Le journal participatif MediaPart.fr attaqué pour son nom

Comment se faire BD la gueule 27
mediapart Le journal indépendant et participatif MédiaPart.fr, dont l’équipe compte dans ses rangs le journaliste Edwy Plenel, n’est pas encore tout à fait né qu’il est déjà menacé d’extinction.

A une quarantaine de jour de son ouverture officielle, Média-Participations – groupe d’édition franco-belge qui chapeaute Dupuis, Dargaud, Lombard – vient de l’assigner en justice. On l’aura deviné, il s’agit d’obtenir le transfert du nom de domaine et de faire condamner le journal en ligne à 90 000 euros de dommages et intérêts pour contrefaçon de marque.

« MediaPart comme média à part et comme média participatif »

Mediapart.fr estime être d’une parfaite bonne foi, mieux : être dans son bon droit en l’absence de confusion possible entre MediaPart.fr, le journal en ligne participatif, et Média-Participations, la holding de quarante marques différentes, aiguisée pour les participations financières.

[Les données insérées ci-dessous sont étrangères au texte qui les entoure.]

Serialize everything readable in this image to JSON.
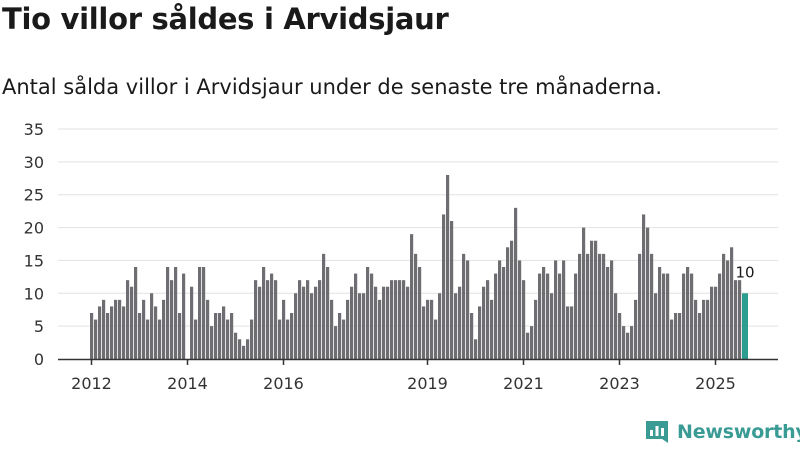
{
  "header": {
    "title": "Tio villor såldes i Arvidsjaur",
    "subtitle": "Antal sålda villor i Arvidsjaur under de senaste tre månaderna."
  },
  "brand": {
    "name": "Newsworthy",
    "icon": "newsworthy-logo-icon"
  },
  "colors": {
    "bar": "#6e6e72",
    "highlight": "#2a9d8f",
    "grid": "#e2e2e2",
    "axis": "#333333",
    "brand": "#3a9b95"
  },
  "chart_data": {
    "type": "bar",
    "title": "Tio villor såldes i Arvidsjaur",
    "xlabel": "",
    "ylabel": "",
    "ylim": [
      0,
      35
    ],
    "yticks": [
      0,
      5,
      10,
      15,
      20,
      25,
      30,
      35
    ],
    "xticks": [
      "2012",
      "2014",
      "2016",
      "2019",
      "2021",
      "2023",
      "2025"
    ],
    "xtick_index": [
      0,
      24,
      48,
      84,
      108,
      132,
      156
    ],
    "highlight_label": "10",
    "values": [
      7,
      6,
      8,
      9,
      7,
      8,
      9,
      9,
      8,
      12,
      11,
      14,
      7,
      9,
      6,
      10,
      8,
      6,
      9,
      14,
      12,
      14,
      7,
      13,
      0,
      11,
      6,
      14,
      14,
      9,
      5,
      7,
      7,
      8,
      6,
      7,
      4,
      3,
      2,
      3,
      6,
      12,
      11,
      14,
      12,
      13,
      12,
      6,
      9,
      6,
      7,
      10,
      12,
      11,
      12,
      10,
      11,
      12,
      16,
      14,
      9,
      5,
      7,
      6,
      9,
      11,
      13,
      10,
      10,
      14,
      13,
      11,
      9,
      11,
      11,
      12,
      12,
      12,
      12,
      11,
      19,
      16,
      14,
      8,
      9,
      9,
      6,
      10,
      22,
      28,
      21,
      10,
      11,
      16,
      15,
      7,
      3,
      8,
      11,
      12,
      9,
      13,
      15,
      14,
      17,
      18,
      23,
      15,
      12,
      4,
      5,
      9,
      13,
      14,
      13,
      10,
      15,
      13,
      15,
      8,
      8,
      13,
      16,
      20,
      16,
      18,
      18,
      16,
      16,
      14,
      15,
      10,
      7,
      5,
      4,
      5,
      9,
      16,
      22,
      20,
      16,
      10,
      14,
      13,
      13,
      6,
      7,
      7,
      13,
      14,
      13,
      9,
      7,
      9,
      9,
      11,
      11,
      13,
      16,
      15,
      17,
      12,
      12,
      10
    ]
  }
}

De fait, sur les sites de www.media-participations.com et www.media-participations.fr, aucun site d’information générale n’est disponible, évacuant tout risque d’assimilation entre l’un et l’autre. « La seule activité de ce groupe sur le Net est une agence de presse religieuse, I.Média, exclusivement spécialisée sur le Vatican et l’actualité de la Curie romaine ». Mieux encore : le groupe franco-belge ne s’est semble-t-il pas inquiété de la présence du site Mediapart.com ou de la profusion de sites articulés autour de l’expression IMedia à toutes les saveurs. Enfin, la holding n’avait jamais pensé à racheter le domaine mediapart.be, qu’Edwy Plenel et ses coéquipiers ont finalement cueilli en toute bonne foi.

Procès le 12 février

« En quoi les auteurs publiés par Dargaud, Dupuis, Desclée ou Fleurus, pour ne prendre que quelques-unes des respectables marques concernées, seront-ils pénalisés par notre existence alors qu’ils sont la vraie richesse de ce groupe et qu’ils sont les seuls noms connus par les lecteurs de ce groupe ? » se demande Mediapart.fr.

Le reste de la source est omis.